En muchos sentidos se puede respirar un aire renovador en el género del terror con el estreno de “La bruja”, aun cuando el resultado final en términos del sabor dejado en el paladar no sea redondo.
Estamos el siglo XVII en un Estados Unidos, muy previo a la independencia y los ideales constitucionales, pero con un fuerte arraigo a las creencias religiosas como fuente de alimento para las esperanzas de una sociedad constituida con poco más que la iglesia como referente institucional, y acaso contenedor de los habitantes que ni leyes tienen todavía.

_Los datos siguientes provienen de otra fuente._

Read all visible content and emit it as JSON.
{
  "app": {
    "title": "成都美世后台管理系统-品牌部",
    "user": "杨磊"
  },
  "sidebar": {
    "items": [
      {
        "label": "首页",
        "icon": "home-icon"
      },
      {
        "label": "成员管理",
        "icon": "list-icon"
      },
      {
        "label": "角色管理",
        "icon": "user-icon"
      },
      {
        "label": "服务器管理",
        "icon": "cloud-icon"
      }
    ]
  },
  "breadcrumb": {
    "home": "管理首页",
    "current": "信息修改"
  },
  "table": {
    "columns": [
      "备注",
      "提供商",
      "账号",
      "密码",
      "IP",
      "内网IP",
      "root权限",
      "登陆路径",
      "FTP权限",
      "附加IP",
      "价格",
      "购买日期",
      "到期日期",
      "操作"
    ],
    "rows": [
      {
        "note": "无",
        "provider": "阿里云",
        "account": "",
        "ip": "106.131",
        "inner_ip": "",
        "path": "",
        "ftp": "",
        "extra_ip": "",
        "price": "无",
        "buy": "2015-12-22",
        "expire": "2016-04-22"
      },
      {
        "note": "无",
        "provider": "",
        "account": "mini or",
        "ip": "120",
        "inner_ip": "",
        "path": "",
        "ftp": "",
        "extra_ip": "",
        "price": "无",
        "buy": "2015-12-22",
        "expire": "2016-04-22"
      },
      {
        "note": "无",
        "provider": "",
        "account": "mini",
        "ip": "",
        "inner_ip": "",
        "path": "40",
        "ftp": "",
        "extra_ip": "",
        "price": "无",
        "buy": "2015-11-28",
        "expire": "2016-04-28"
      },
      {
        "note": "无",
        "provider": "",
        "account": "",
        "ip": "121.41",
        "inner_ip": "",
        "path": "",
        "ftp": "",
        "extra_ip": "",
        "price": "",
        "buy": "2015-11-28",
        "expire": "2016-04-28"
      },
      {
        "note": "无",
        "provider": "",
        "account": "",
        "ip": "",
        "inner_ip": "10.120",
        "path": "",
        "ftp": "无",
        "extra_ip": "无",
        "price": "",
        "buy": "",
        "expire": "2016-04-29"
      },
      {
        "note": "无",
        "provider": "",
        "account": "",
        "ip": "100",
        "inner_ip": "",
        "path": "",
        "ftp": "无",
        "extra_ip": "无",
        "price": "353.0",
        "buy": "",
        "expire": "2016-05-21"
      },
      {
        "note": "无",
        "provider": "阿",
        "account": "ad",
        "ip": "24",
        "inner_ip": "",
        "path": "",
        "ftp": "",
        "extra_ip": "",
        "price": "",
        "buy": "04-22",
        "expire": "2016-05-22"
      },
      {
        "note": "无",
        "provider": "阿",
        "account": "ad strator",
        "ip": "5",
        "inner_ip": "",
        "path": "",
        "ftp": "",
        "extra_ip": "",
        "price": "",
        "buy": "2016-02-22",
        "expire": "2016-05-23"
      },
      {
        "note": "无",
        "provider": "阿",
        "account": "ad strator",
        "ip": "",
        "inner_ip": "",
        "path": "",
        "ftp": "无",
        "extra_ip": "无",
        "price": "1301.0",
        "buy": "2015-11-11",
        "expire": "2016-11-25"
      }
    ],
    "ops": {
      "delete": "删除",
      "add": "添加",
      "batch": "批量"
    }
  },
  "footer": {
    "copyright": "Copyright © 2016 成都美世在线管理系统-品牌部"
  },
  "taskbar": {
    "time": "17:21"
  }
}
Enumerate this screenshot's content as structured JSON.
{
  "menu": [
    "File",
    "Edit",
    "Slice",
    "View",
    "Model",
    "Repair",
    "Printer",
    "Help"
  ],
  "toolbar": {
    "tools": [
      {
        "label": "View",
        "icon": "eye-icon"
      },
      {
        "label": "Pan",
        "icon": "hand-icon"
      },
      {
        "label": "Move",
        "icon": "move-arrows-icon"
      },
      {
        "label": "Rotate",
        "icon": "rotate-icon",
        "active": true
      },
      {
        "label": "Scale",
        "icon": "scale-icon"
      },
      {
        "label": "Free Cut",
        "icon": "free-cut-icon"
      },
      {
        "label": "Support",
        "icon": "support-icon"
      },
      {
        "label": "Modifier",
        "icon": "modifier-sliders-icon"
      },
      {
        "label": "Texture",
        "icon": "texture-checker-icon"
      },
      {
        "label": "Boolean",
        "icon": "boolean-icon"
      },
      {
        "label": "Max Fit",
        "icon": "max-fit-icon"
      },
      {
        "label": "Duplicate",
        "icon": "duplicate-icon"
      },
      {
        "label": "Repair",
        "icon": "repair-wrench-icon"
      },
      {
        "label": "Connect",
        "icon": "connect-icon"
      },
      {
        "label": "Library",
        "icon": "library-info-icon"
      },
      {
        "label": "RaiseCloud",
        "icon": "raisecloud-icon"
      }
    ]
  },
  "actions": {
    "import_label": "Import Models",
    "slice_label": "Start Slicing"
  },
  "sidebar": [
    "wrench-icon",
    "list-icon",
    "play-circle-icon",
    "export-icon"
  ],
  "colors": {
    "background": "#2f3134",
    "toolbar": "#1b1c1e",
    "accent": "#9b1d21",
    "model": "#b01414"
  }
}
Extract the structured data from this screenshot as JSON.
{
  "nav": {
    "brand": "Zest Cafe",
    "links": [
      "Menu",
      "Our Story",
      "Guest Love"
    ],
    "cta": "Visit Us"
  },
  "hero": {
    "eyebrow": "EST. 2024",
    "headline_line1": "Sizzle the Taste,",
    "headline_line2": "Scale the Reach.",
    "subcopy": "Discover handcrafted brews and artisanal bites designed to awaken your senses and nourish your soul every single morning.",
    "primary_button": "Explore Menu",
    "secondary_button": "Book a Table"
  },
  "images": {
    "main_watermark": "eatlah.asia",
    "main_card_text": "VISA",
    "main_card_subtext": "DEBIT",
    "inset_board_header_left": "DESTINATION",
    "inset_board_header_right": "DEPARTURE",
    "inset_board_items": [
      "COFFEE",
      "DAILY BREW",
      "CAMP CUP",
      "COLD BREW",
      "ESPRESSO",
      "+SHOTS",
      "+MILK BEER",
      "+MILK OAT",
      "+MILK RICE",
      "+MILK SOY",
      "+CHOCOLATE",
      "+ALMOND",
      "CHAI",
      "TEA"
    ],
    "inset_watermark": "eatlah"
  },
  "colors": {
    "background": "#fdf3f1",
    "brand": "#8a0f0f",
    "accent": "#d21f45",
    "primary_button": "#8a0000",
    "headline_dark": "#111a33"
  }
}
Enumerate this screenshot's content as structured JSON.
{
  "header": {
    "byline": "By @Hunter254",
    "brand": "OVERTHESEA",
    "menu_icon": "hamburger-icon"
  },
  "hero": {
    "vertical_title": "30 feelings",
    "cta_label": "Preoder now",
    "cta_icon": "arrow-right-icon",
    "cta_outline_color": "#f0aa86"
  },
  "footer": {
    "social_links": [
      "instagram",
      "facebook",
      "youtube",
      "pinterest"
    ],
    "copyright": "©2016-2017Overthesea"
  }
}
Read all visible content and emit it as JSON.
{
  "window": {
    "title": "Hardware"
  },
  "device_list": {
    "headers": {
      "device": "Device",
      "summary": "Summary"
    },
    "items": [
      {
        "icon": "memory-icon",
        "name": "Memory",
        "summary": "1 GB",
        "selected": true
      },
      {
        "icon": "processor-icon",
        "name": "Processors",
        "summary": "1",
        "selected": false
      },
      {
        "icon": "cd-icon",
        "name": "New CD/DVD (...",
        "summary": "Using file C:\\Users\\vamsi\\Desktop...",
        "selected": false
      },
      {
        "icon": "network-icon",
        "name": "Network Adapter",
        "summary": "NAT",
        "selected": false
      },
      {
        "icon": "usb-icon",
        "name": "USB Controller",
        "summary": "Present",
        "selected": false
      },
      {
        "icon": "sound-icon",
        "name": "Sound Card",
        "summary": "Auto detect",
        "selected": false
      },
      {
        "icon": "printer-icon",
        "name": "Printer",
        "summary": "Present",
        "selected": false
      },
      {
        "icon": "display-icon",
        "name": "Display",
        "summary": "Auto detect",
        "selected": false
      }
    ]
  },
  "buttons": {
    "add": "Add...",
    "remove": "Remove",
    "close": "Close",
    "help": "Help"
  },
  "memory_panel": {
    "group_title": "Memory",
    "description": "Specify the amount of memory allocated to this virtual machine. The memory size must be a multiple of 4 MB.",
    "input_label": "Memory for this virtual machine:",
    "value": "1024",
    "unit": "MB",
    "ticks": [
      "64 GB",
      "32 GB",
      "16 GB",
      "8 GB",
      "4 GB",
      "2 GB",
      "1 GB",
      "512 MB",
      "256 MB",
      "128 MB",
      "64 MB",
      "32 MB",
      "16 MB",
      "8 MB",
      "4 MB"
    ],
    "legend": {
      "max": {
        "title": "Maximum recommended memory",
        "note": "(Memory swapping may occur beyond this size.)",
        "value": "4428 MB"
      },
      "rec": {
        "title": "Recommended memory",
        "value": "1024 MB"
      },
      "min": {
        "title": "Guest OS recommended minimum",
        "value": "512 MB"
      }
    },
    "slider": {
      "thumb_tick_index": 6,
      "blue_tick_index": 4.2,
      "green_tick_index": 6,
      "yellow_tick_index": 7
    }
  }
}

A esa Iglesia le hace frente William (Ralph Ineson), quien es desterrado del poblado por blasfemo y contestatario. Partirá en una carreta con sus pertenencias y su familia: Su esposa Katherine (Kate Dickie), la hija mayor (apenas adolescente) Thomasin (Anya Taylor-Joy), llevando las riendas del comportamiento de sus hermanos Caleb (Harvey Scrimshaw), algo menor que ella, los más chicos Mercy (Ellie Grainger) y Jonas (Lucas Dawson), y finalmente un bebé recién nacido. La familia parte hacia tierras no muy lejanas y decide instalarse en un terreno situado al pie de un frondoso bosque.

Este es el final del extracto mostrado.